"I stopped in the village for an hour, perhaps more, and I swore an oath which I have never yet forgotten and which I will never forget. In the church we have a shrine to the blessed Jesus and another to His mother, and one to St. George, and to each of them I lit tapers and prayed to them that they would help me to accomplish my oath. They have helped me and they will help me, and you, Mitsos, can help me, too."

The boy looked up.

"What was your oath, Uncle Nicholas," he said, "and how can I help you?"

He laid his hand on Nicholas's knee, and Nicholas felt it trembling. The story was going home.

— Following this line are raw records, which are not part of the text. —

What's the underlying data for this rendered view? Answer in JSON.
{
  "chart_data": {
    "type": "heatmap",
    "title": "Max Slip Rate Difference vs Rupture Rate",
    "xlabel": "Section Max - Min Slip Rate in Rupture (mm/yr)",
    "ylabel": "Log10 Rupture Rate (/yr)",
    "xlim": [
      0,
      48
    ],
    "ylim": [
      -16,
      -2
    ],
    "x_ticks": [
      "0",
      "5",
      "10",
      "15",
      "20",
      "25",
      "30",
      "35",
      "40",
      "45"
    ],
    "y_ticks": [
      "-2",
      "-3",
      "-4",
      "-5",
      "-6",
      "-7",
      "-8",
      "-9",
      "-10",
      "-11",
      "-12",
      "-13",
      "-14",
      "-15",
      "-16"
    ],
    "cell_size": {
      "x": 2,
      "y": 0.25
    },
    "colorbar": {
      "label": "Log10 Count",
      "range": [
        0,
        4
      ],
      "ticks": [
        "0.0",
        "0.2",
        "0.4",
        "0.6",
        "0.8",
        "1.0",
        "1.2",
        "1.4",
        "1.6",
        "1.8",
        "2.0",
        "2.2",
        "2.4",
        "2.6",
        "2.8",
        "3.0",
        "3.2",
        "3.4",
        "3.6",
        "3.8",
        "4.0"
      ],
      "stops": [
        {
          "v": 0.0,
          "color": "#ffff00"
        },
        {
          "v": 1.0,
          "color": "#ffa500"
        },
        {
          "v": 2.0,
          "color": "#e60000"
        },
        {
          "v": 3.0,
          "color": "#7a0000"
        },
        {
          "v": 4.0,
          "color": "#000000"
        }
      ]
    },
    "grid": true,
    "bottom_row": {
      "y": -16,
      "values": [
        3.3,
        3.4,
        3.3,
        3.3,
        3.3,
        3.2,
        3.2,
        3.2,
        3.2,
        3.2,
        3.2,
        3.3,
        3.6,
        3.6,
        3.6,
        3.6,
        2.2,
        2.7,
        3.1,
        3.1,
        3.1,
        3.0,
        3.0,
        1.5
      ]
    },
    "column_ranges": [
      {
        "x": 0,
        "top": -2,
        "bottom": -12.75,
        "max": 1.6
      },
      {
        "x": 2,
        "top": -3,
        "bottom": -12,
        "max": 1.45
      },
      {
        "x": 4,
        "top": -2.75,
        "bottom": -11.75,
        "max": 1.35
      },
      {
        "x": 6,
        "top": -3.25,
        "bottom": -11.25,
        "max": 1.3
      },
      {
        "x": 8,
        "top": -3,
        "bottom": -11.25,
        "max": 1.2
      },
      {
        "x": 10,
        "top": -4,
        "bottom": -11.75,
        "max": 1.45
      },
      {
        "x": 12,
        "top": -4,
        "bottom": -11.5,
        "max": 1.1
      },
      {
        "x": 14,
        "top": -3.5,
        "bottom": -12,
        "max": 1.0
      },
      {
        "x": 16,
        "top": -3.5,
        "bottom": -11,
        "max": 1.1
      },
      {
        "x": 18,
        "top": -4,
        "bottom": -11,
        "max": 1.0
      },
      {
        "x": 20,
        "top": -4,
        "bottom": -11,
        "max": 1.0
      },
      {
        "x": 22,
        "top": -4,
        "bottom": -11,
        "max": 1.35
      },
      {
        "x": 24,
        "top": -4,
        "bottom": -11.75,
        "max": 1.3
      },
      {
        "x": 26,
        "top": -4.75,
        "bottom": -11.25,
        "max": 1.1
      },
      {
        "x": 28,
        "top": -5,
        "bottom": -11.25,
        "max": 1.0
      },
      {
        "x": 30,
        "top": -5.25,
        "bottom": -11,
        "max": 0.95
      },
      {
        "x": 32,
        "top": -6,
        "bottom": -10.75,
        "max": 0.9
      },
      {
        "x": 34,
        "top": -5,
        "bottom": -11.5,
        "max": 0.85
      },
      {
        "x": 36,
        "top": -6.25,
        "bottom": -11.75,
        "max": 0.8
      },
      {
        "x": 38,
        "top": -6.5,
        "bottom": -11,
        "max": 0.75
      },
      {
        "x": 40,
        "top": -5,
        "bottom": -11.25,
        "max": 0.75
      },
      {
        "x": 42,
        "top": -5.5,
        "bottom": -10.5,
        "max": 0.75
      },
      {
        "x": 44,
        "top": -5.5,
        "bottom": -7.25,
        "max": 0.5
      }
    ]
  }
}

"I will tell you," he said; "but, first, I must tell you how it was I became an outlaw. This was the way of it:

"You never knew my wife: she died before you were born. She was the most beautiful and the best-loved of women. That you will not understand. You do not know yet what a woman is to a man, and your cousin Helen, to whom the doll belonged, would have been as beautiful as her mother. A fortnight before I became an outlaw there came a new officer to command the garrison at Dimitzana. He was a pleasant-seeming man, and to me, being the mayor of the village, he paid much attention. He would sit with us all in the garden after dinner. Sometimes I asked him to take his dinner with us; sometimes he asked me to dine with him. But Catharine always disliked him; often she was barely civil to him. He had been in the place nearly a fortnight when I had to go away for a night, or perhaps two, to Andritsaena for the election of the mayor, for I had some little property there, and therefore a vote in the matter. I left about midday, but I had not gone more than four hours from the town when I met a man from Andritsaena, who told me that the election would be an affair of form only, as one of the two candidates had resigned. So I turned my horse round and went home.

"It was dark before I got to the village, and I noticed that there was no light in my house. However, I supposed that Catharine was spending the evening with some friend, and I suspected nothing. But it got later and ever later and she did not come, so at last I went out and called at all the houses where she was likely to be. She was not at any of them, and no one had seen her. Then unwillingly, and with a heart grown somehow suddenly cold, I determined to go to the officer's quarters and ask if he had seen her. There was a light burning in one of the upper windows, but the door was locked.

"It was when I found that the door was locked that I drew my pistol from my belt and loaded it, and then I waited a moment. In that moment I heard the sound of a woman sobbing and crying from inside the house, and the next minute I had burst the door open. The room inside was dark, but a staircase led up from it through the floor of the room above, and I made two jumps of it. Helen—she was only seven years old—ran across the room, perhaps knowing my step, crying 'Father, father!' and as my head appeared the officer fired. He missed me, and shot Helen dead.

"Before he could fire again I fired at him. He fell with a rattling, broken sound across the floor, and never spoke nor moved. Catharine was there, and she came slowly across the room to me.